Hold time (Tablets/sachets/bottle) handling at packing stage :
For Tablets/sachets/bottle/pouch which kept in factory premises at specified storage condition beyond the hold time data specified, sample shall be send to QC for analysis before release of batch.
Head QA/Quality head shall recommend the testing parameter for re-testing, Preferably stability indicating test shall be consider for retesting (Assay, Average weight, Fill weight, Related Substances (impurities) dissolution etc.).
“Test requisition cum report” slip shall be prepared by packing officer and shall be forwarded to IPQA officer for collection of sample.
For chemical testing 50 units for tablet/capsule and for bottle/sachets 50 gm or as per QC requirement.
For microbiology testing required 10 gm. or as per microbial requirement from each dosages form separately shall be send to QC.
Certificate of analysis of Hold time stage receive from QC department shall be attached with respective BMR/BPR and hold time shall be updated in soft copy for future reference soft copy shall be password protected by concerned QA officer.
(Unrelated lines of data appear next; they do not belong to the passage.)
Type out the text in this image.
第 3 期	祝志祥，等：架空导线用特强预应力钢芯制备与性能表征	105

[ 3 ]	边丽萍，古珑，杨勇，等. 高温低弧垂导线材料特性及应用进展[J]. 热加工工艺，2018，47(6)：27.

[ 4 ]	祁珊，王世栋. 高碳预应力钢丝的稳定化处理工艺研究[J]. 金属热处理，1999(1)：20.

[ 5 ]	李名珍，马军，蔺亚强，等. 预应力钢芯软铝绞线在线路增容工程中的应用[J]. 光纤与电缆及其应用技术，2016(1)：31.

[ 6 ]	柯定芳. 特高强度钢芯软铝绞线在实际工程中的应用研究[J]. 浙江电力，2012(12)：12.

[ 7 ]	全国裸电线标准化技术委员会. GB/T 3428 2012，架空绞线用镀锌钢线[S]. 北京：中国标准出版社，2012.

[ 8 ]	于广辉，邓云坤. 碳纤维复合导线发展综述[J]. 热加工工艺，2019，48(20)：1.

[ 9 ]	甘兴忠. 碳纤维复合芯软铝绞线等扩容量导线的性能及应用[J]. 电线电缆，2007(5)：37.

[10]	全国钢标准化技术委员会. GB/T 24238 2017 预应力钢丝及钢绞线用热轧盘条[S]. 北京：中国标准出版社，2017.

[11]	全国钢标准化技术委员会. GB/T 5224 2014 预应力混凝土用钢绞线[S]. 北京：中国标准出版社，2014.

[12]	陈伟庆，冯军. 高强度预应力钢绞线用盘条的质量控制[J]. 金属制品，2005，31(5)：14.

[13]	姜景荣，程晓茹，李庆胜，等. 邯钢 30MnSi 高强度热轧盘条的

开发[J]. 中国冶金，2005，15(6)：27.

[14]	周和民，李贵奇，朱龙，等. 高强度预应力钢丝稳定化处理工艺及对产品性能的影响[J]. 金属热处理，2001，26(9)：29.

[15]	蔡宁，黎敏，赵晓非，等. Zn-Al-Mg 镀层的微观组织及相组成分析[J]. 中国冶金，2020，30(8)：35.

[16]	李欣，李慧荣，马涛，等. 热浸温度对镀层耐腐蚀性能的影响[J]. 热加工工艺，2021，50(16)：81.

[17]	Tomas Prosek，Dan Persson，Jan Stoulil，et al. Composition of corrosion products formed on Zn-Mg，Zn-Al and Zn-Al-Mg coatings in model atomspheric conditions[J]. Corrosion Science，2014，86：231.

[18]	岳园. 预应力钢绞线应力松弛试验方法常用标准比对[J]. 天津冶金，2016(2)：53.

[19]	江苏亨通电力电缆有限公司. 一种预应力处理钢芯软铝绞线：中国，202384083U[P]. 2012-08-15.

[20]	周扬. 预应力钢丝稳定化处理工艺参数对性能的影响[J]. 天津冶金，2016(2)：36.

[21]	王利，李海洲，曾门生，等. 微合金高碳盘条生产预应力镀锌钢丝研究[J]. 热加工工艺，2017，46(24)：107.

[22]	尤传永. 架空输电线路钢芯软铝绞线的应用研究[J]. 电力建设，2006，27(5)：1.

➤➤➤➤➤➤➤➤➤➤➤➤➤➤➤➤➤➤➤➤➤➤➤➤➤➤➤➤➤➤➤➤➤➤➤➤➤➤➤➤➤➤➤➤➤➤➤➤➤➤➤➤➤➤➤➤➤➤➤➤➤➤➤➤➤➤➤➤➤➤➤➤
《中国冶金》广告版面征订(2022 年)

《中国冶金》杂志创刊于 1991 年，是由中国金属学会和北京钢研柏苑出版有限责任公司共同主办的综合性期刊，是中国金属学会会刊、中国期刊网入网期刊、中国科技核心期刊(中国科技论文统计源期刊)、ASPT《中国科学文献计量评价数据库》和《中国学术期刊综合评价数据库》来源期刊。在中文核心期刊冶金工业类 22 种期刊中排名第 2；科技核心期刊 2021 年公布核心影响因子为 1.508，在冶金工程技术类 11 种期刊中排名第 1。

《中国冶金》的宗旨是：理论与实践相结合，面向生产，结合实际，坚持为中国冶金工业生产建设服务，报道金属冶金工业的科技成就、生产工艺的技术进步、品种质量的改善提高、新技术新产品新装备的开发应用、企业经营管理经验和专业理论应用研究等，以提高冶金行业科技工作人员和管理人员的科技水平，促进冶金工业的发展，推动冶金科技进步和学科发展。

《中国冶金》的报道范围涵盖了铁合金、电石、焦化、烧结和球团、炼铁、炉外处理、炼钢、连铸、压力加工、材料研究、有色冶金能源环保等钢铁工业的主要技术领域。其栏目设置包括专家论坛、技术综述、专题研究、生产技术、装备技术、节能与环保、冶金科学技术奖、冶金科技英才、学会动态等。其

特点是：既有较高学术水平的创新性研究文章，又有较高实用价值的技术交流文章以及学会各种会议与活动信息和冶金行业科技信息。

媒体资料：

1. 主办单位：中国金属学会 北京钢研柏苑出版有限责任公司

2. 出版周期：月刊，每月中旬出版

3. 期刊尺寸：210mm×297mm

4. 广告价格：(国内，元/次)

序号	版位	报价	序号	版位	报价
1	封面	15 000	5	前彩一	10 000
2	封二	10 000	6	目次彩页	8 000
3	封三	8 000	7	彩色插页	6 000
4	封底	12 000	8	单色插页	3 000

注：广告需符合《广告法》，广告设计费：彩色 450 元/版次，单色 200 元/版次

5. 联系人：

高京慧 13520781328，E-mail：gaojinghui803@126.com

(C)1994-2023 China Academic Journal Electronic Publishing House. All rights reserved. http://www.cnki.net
Batch will be transferred only after ensuring the compliance of QC result.
If hold time sampling skip or forget at defined frequency, then raise QMS & justify the reason then Sampling shall be done in next hold time frequency to be analyzed.
If any finished/ semi-finished product crosses its define hold time frequency then raise QMS Document for justification, semi-finished/Finished product shall be retest before proceeding to next stage or final decision shall be taken by QA Head.
Hold time sample shall be withdrawn in next working day in case of holiday.
In case a batch /product in retested and result found the complying then the existing hold time shall be updated accordingly for the future reference.
REVISION HISTORY – New SOP Prepared.